Currently under Elementary and Secondary Education Act (ESEA), states are allowed to develop three categories of achievement standards: general achievement standards, alternate achievement standards, and modified achievement standards. These standards all refer to criteria students must meet on ESEA assessments to reach different proficiency levels. Modified achievement standards only became part of the No Child Left Behind Act (NCLB) reporting options in 2007* after years of pressure from states. It was felt that the general assessment and alternate assessments did not fully meet states’ needs for accurate and appropriate measurement of all students. There were many students for whom the alternate assessment was not appropriate, yet nor was the general assessment. These kids were often referred to as the “grey area” or “gap” kids.

I do not think anyone would have argued that the modified achievement standards legislation fully addressed the needs of this group of kids, but it did provide several benefits. States that opted to create assessments with modified achievement standards were able to explicitly focus on developing appropriate and targeted assessments for a group of students with identifiably different needs. The legislation also drew national attention in academics, teaching, and assessment to the issue of “gap” students. This raised important questions, including:

-- Which students are not being served by our current instructional and assessment systems?
-- Is it because of the system, the students, or both?
-- What is the best way to move underperforming students forward?

In the relatively short time since legislative sanction of modified assessments, significant amounts of research and development have been undertaken. However, as I asserted that the legislation did not fully meet the needs of “gap” kids, I also assert that the research and development efforts have yet to unequivocally answer any of the questions that the legislation raised. Though research has not yet answered those questions, this does not mean that the research has not improved our understanding of the 2% population and how they learn. And it does not mean that we should stop pursuing this research agenda.

Now, in the context of the RTTT Assessment competition, the 2% population seems to be disappearing, or is being re-subsumed into the general assessment population. I do not think that the Education Department means to decrease attention on the needs of students with disabilities or to negatively impact students with disabilities. There is still significant emphasis given to meeting the needs of students with disabilities and consistently underperforming students in the RTTT Assessment RFP and in the proposals submitted by the two K-12 consortia. However, the proposals do seem to indicate that the general assessment will need to meet the needs of these populations, offering both appropriate and accurate measurement of students’ Knowledge, Skills, and Abilities (KSAs) and individual growth. I wonder how much attention these students will receive in test development, research, and validation efforts when the test developers are also taxed with creating innovative assessments, designing technologically enhanced interactive items, moving all test-takers online, and myriad other issues. The test development effort is already under significant pressure before the needs of students previously involved in assessments with modified achievement standards were lumped in.
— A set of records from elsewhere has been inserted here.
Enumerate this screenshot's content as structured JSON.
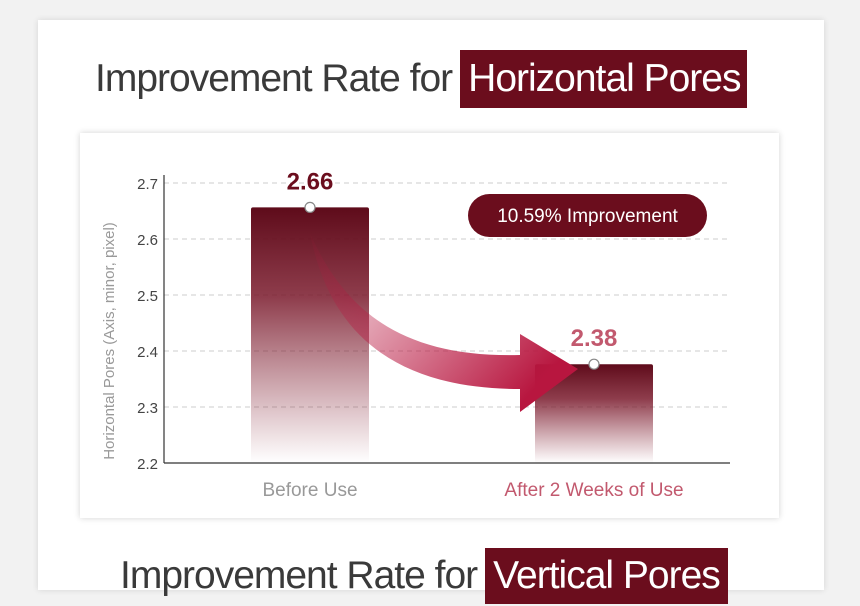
{
  "header": {
    "title_prefix": "Improvement Rate for",
    "title_highlight": "Horizontal Pores"
  },
  "next_section": {
    "title_prefix": "Improvement Rate for",
    "title_highlight": "Vertical Pores"
  },
  "colors": {
    "accent": "#6b0d1d",
    "accent_light": "#c2596e",
    "arrow": "#b8163f",
    "grid": "#cccccc",
    "axis": "#333333",
    "muted_text": "#999999"
  },
  "chart_data": {
    "type": "bar",
    "categories": [
      "Before Use",
      "After 2 Weeks of Use"
    ],
    "values": [
      2.66,
      2.38
    ],
    "value_labels": [
      "2.66",
      "2.38"
    ],
    "ylabel": "Horizontal Pores (Axis, minor, pixel)",
    "ylim": [
      2.2,
      2.7
    ],
    "yticks": [
      2.2,
      2.3,
      2.4,
      2.5,
      2.6,
      2.7
    ],
    "ytick_labels": [
      "2.2",
      "2.3",
      "2.4",
      "2.5",
      "2.6",
      "2.7"
    ],
    "grid": true,
    "annotation": "10.59% Improvement"
  }
}
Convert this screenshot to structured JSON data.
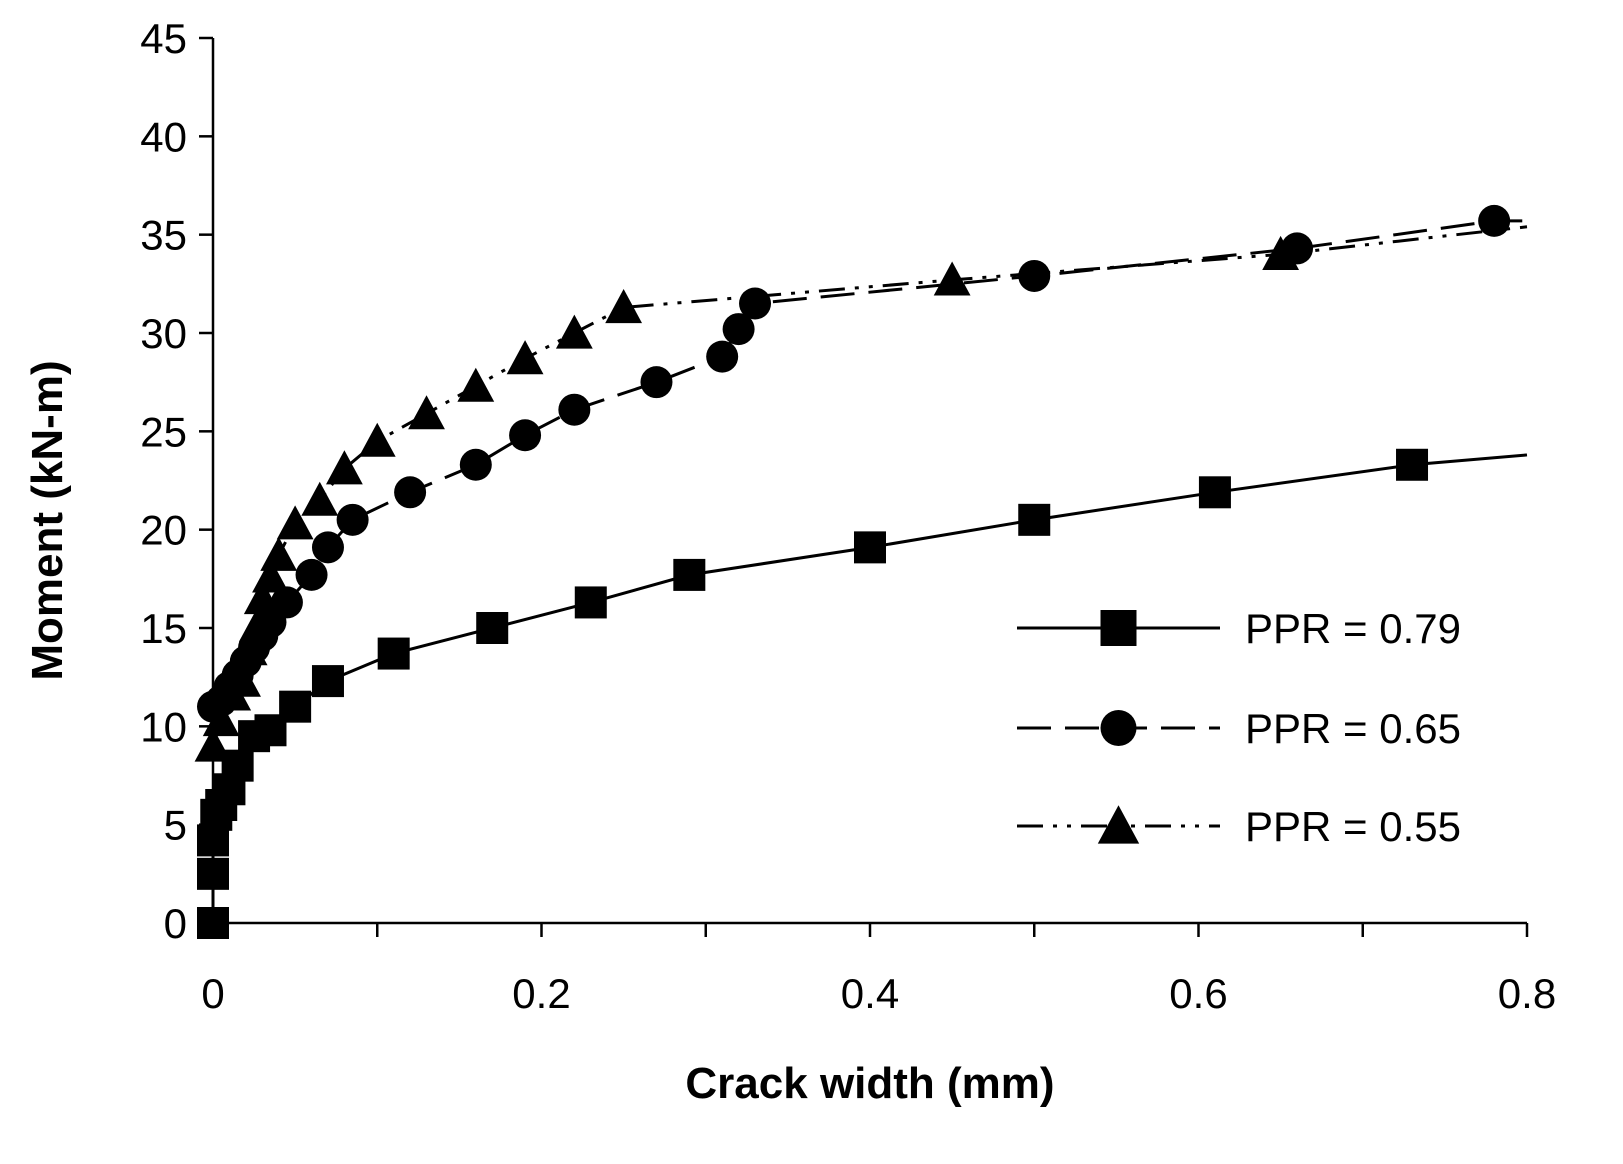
{
  "chart_data": {
    "type": "line",
    "title": "",
    "xlabel": "Crack width (mm)",
    "ylabel": "Moment (kN-m)",
    "xlim": [
      0,
      0.8
    ],
    "ylim": [
      0,
      45
    ],
    "xticks": [
      0,
      0.1,
      0.2,
      0.3,
      0.4,
      0.5,
      0.6,
      0.7,
      0.8
    ],
    "xtick_labels": [
      "0",
      "",
      "0.2",
      "",
      "0.4",
      "",
      "0.6",
      "",
      "0.8"
    ],
    "yticks": [
      0,
      5,
      10,
      15,
      20,
      25,
      30,
      35,
      40,
      45
    ],
    "ytick_labels": [
      "0",
      "5",
      "10",
      "15",
      "20",
      "25",
      "30",
      "35",
      "40",
      "45"
    ],
    "grid": false,
    "legend_position": "lower-right",
    "series": [
      {
        "name": "PPR = 0.79",
        "marker": "square",
        "line_style": "solid",
        "color": "#000000",
        "x": [
          0,
          0,
          0,
          0.002,
          0.005,
          0.01,
          0.015,
          0.025,
          0.035,
          0.05,
          0.07,
          0.11,
          0.17,
          0.23,
          0.29,
          0.4,
          0.5,
          0.61,
          0.73
        ],
        "y": [
          0,
          2.5,
          4.2,
          5.5,
          6.0,
          6.8,
          8.0,
          9.5,
          9.8,
          11.0,
          12.3,
          13.7,
          15.0,
          16.3,
          17.7,
          19.1,
          20.5,
          21.9,
          23.3
        ],
        "end_point": [
          0.8,
          23.8
        ]
      },
      {
        "name": "PPR = 0.65",
        "marker": "circle",
        "line_style": "dashed",
        "color": "#000000",
        "x": [
          0,
          0.005,
          0.01,
          0.015,
          0.02,
          0.025,
          0.03,
          0.035,
          0.045,
          0.06,
          0.07,
          0.085,
          0.12,
          0.16,
          0.19,
          0.22,
          0.27,
          0.31,
          0.32,
          0.33,
          0.5,
          0.66,
          0.78
        ],
        "y": [
          11.0,
          11.3,
          12.0,
          12.6,
          13.3,
          14.0,
          14.6,
          15.3,
          16.3,
          17.7,
          19.1,
          20.5,
          21.9,
          23.3,
          24.8,
          26.1,
          27.5,
          28.8,
          30.2,
          31.5,
          32.9,
          34.3,
          35.7
        ],
        "end_point": [
          0.8,
          35.7
        ]
      },
      {
        "name": "PPR = 0.55",
        "marker": "triangle",
        "line_style": "dash-dot-dot",
        "color": "#000000",
        "x": [
          0,
          0.005,
          0.012,
          0.018,
          0.022,
          0.027,
          0.03,
          0.035,
          0.04,
          0.05,
          0.065,
          0.08,
          0.1,
          0.13,
          0.16,
          0.19,
          0.22,
          0.25,
          0.45,
          0.65
        ],
        "y": [
          9.0,
          10.3,
          11.6,
          12.3,
          13.9,
          15.1,
          16.5,
          17.6,
          18.7,
          20.3,
          21.5,
          23.1,
          24.5,
          25.9,
          27.3,
          28.7,
          30.0,
          31.3,
          32.7,
          34.0
        ],
        "end_point": [
          0.8,
          35.4
        ]
      }
    ]
  }
}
I applaud the idea of creating an assessment system that is accessible, appropriate, and accurate for the widest population of students possible. I also hope that the needs of all students will truly inform the development process from the start. However, I cannot help worrying. We are far from finished with the research agenda designed to help us better understand students who have not traditionally performed well on the general assessment. With so many questions left unanswered, and with so many new test development issues to consider, I hope that students with disabilities and under-performing students are not, once again, left in a “gap” in the comprehensive assessment system.

* April 19, 2007 Federal Register (34 C.F.R. Part 200) officially sanctioned the development of modified achievement standards.

Kelly Burling, PhD.
Senior Research Scientist
Psychometric and Research Services